A recently rediscovered set of guidelines for developing safe software are The Power of Ten Rules, originally published by NASA’s Jet Propulsion Laboratory. Some may argue that The Mythical Man-Month rule of thumb and The Power of Ten rules are written for specific software languages ​​i.e. Fortran and C, respectively. This argument has a basis for the Power of Ten rules, but much less for the Month of the Mythic Man.

But these arguments miss an important point, namely that these two pieces approach software development beyond the question of language implementation. These tags are intended for the profession of software engineer, and not just for the act of programming.

Here is my slightly edited and scaled down version of NASA’s list of the most relevant rules for software engineers writing in any language:

1. Follow the principle “keep it simple, stupid” or KISS

NASA rule: restrict all code to very simple control flow constructs – do not use goto and similar statements or constructs

NASA Rationale: Simpler control flow results in enhanced verification capabilities and often results in improved code clarity.

2. Design for low coupling and strong cohesion

NASA Rule: No feature should be longer than what can be printed on a single sheet of paper in a standard reference format with one row per statement and one line per statement. Typically, this means no more than about 60 lines of code per function.

NASA Rationale: Each function should be a logical unit in code that is understandable and verifiable as a unit. Excessively long functions are often a sign of poorly structured code.

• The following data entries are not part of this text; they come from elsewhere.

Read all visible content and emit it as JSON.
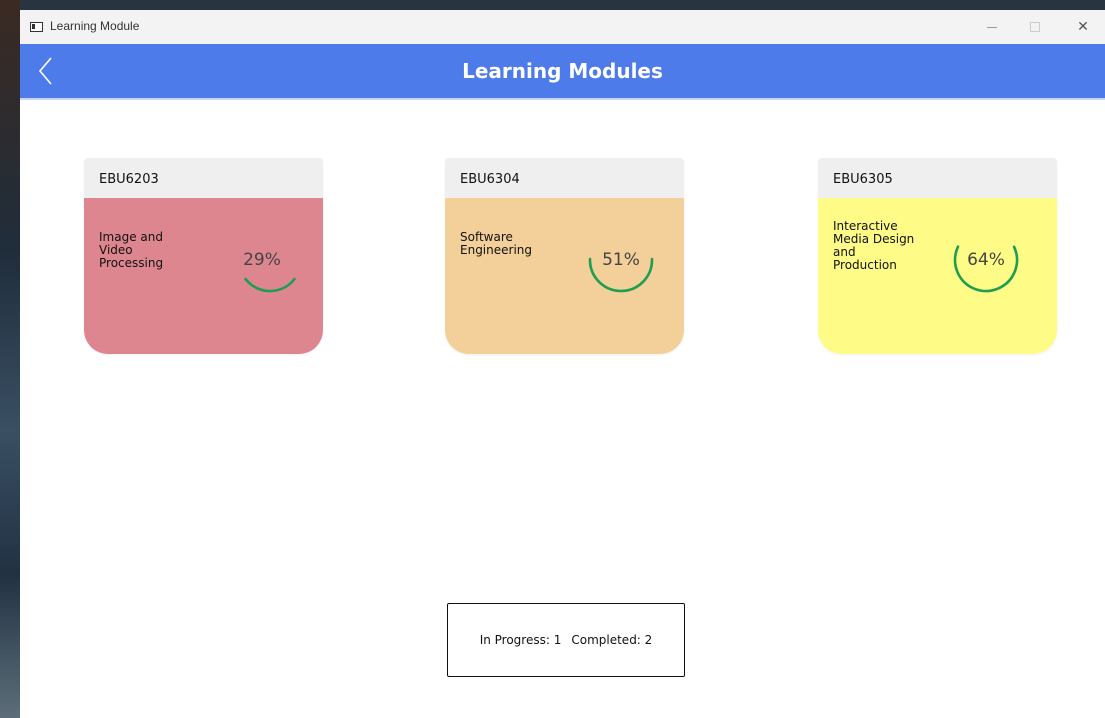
{
  "window": {
    "title": "Learning Module"
  },
  "header": {
    "title": "Learning Modules",
    "back_icon": "chevron-left-icon"
  },
  "colors": {
    "header_bg": "#4e7bea",
    "progress_ring": "#1e9e50",
    "card_header_bg": "#efefef"
  },
  "modules": [
    {
      "code": "EBU6203",
      "name": "Image  and\nVideo\nProcessing",
      "progress_text": "29%",
      "progress": 0.29,
      "color": "#de8690"
    },
    {
      "code": "EBU6304",
      "name": "Software\nEngineering",
      "progress_text": "51%",
      "progress": 0.51,
      "color": "#f3cf99"
    },
    {
      "code": "EBU6305",
      "name": "Interactive\nMedia Design\nand\nProduction",
      "progress_text": "64%",
      "progress": 0.64,
      "color": "#fefc86"
    }
  ],
  "summary": {
    "in_progress": "In Progress: 1",
    "completed": "Completed: 2"
  }
}
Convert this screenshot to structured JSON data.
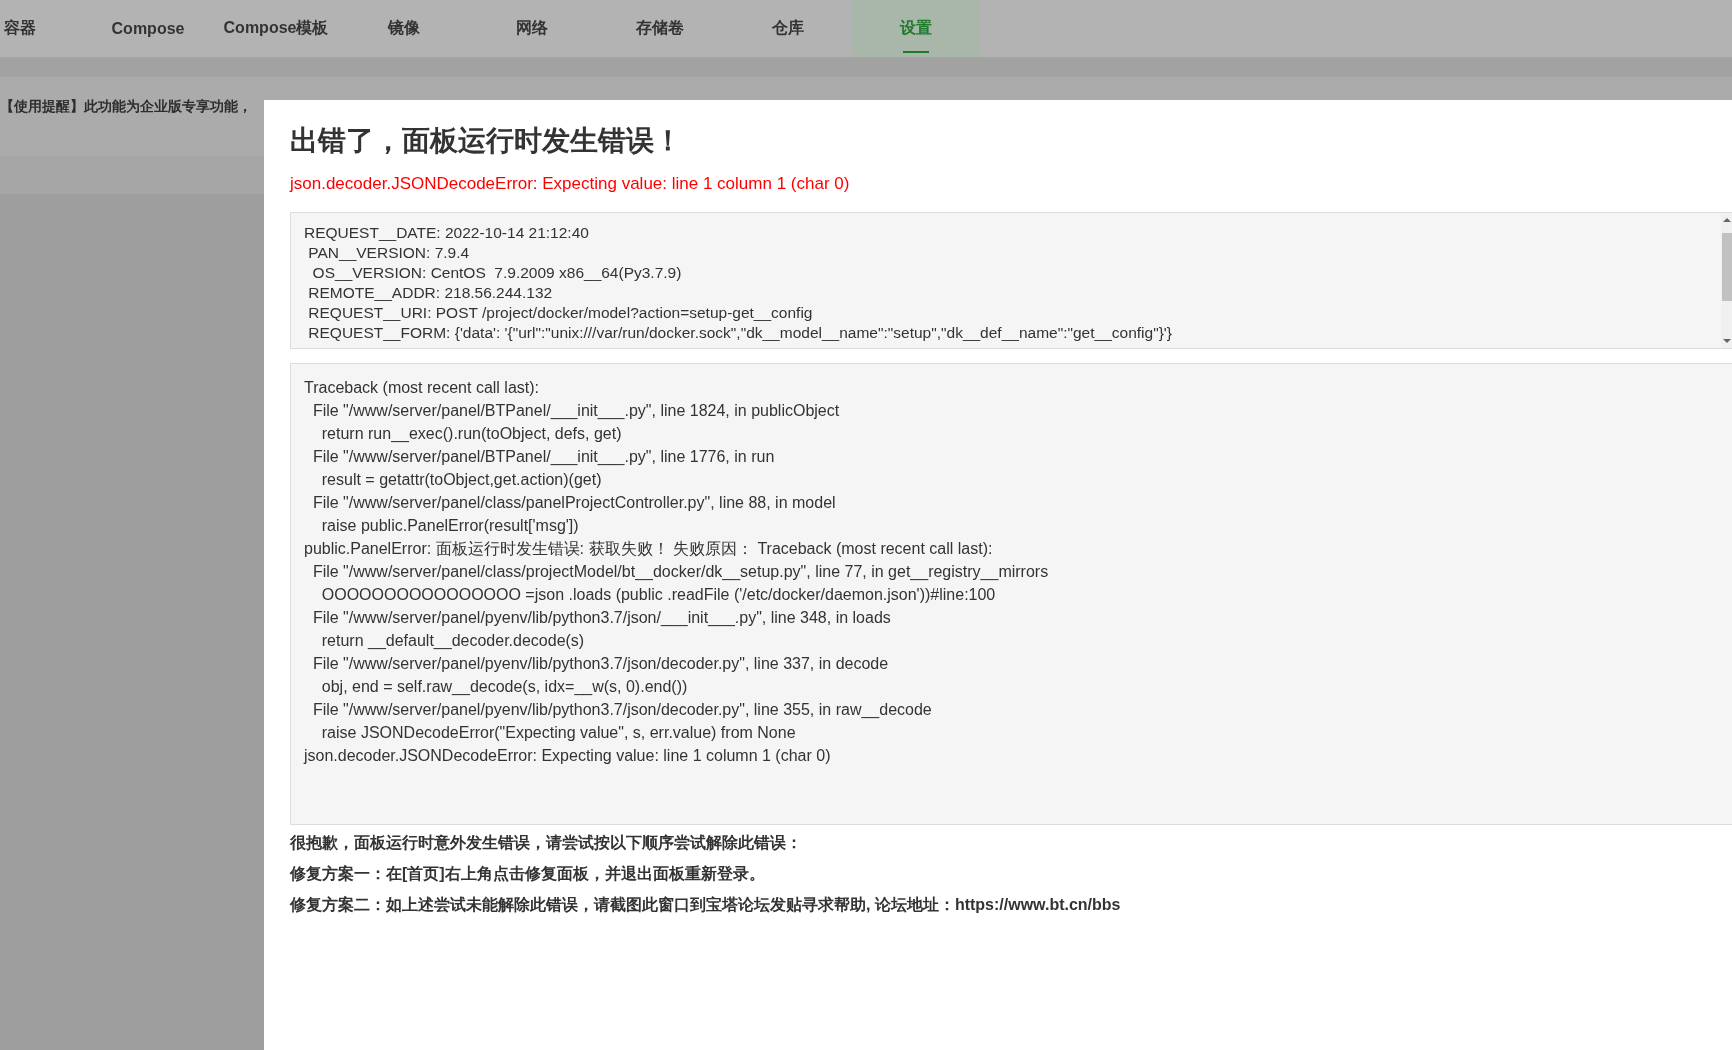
{
  "tabs": [
    {
      "label": "容器",
      "selected": false
    },
    {
      "label": "Compose",
      "selected": false
    },
    {
      "label": "Compose模板",
      "selected": false
    },
    {
      "label": "镜像",
      "selected": false
    },
    {
      "label": "网络",
      "selected": false
    },
    {
      "label": "存储卷",
      "selected": false
    },
    {
      "label": "仓库",
      "selected": false
    },
    {
      "label": "设置",
      "selected": true
    }
  ],
  "notice": "【使用提醒】此功能为企业版专享功能，",
  "error_dialog": {
    "title": "出错了，面板运行时发生错误！",
    "error": "json.decoder.JSONDecodeError: Expecting value: line 1 column 1 (char 0)",
    "request_info": [
      "REQUEST__DATE: 2022-10-14 21:12:40",
      " PAN__VERSION: 7.9.4",
      "  OS__VERSION: CentOS  7.9.2009 x86__64(Py3.7.9)",
      " REMOTE__ADDR: 218.56.244.132",
      " REQUEST__URI: POST /project/docker/model?action=setup-get__config",
      " REQUEST__FORM: {'data': '{\"url\":\"unix:///var/run/docker.sock\",\"dk__model__name\":\"setup\",\"dk__def__name\":\"get__config\"}'}"
    ],
    "traceback": [
      "Traceback (most recent call last):",
      "  File \"/www/server/panel/BTPanel/___init___.py\", line 1824, in publicObject",
      "    return run__exec().run(toObject, defs, get)",
      "  File \"/www/server/panel/BTPanel/___init___.py\", line 1776, in run",
      "    result = getattr(toObject,get.action)(get)",
      "  File \"/www/server/panel/class/panelProjectController.py\", line 88, in model",
      "    raise public.PanelError(result['msg'])",
      "public.PanelError: 面板运行时发生错误: 获取失败！ 失败原因： Traceback (most recent call last):",
      "  File \"/www/server/panel/class/projectModel/bt__docker/dk__setup.py\", line 77, in get__registry__mirrors",
      "    OOOOOOOOOOOOOOOO =json .loads (public .readFile ('/etc/docker/daemon.json'))#line:100",
      "  File \"/www/server/panel/pyenv/lib/python3.7/json/___init___.py\", line 348, in loads",
      "    return __default__decoder.decode(s)",
      "  File \"/www/server/panel/pyenv/lib/python3.7/json/decoder.py\", line 337, in decode",
      "    obj, end = self.raw__decode(s, idx=__w(s, 0).end())",
      "  File \"/www/server/panel/pyenv/lib/python3.7/json/decoder.py\", line 355, in raw__decode",
      "    raise JSONDecodeError(\"Expecting value\", s, err.value) from None",
      "json.decoder.JSONDecodeError: Expecting value: line 1 column 1 (char 0)"
    ],
    "help": [
      "很抱歉，面板运行时意外发生错误，请尝试按以下顺序尝试解除此错误：",
      "修复方案一：在[首页]右上角点击修复面板，并退出面板重新登录。",
      "修复方案二：如上述尝试未能解除此错误，请截图此窗口到宝塔论坛发贴寻求帮助, 论坛地址：https://www.bt.cn/bbs"
    ]
  }
}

– The functions must be able to be autonomous (high cohesion) with a minimum number of interfaces with other functions (low coupling).

3. Heed the warnings

NASA Rule: All code should be compiled, from day one of development, with all compiler warnings enabled at the most pedantic compiler setting. All code should be compiled with these parameters without any warning. All code should be checked daily with at least one, but preferably more than one, state-of-the-art static source code analyzer and should pass scans without any warning.

NASA Rationale: There is simply no excuse that a software development effort does not use readily available technology. This should be considered standard practice, even for non-critical code development. The zero warning rule applies even in cases where the compiler or static parser gives a false warning: if the compiler or static parser is confused, the confusing code must be rewritten so that it becomes more trivially valid. Many developers have been caught under the assumption that a warning may be invalid, only to realize much later that the message is, in fact, valid for less obvious reasons.

As NASA software developers realized early on, these rules ease the burden on the developer and tester to establish key code properties in other ways. The paper sums it up well:

“If the rules seem draconian at first, keep in mind that they are meant to check code where quite literally your life can depend on its accuracy: the code that is used to control the plane you are flying on. , nuclear energy crashes a few miles from your home, or the spacecraft that carries astronauts into orbit. Rules act like the seat belt in your car: at first they might be a little uncomfortable, but after a while their use becomes second nature, and not using them becomes unimaginable.

John Blyler is the editor of Design News, covering the areas of electronics and advanced manufacturing. With a BS in Engineering Physics and an MS in Electrical Engineering, he has years of experience in hardware-software-network systems as a publisher and engineer in advanced manufacturing, IoT and semiconductors. John has co-authored books on systems engineering and electronics for IEEE, Wiley, and Elsevier.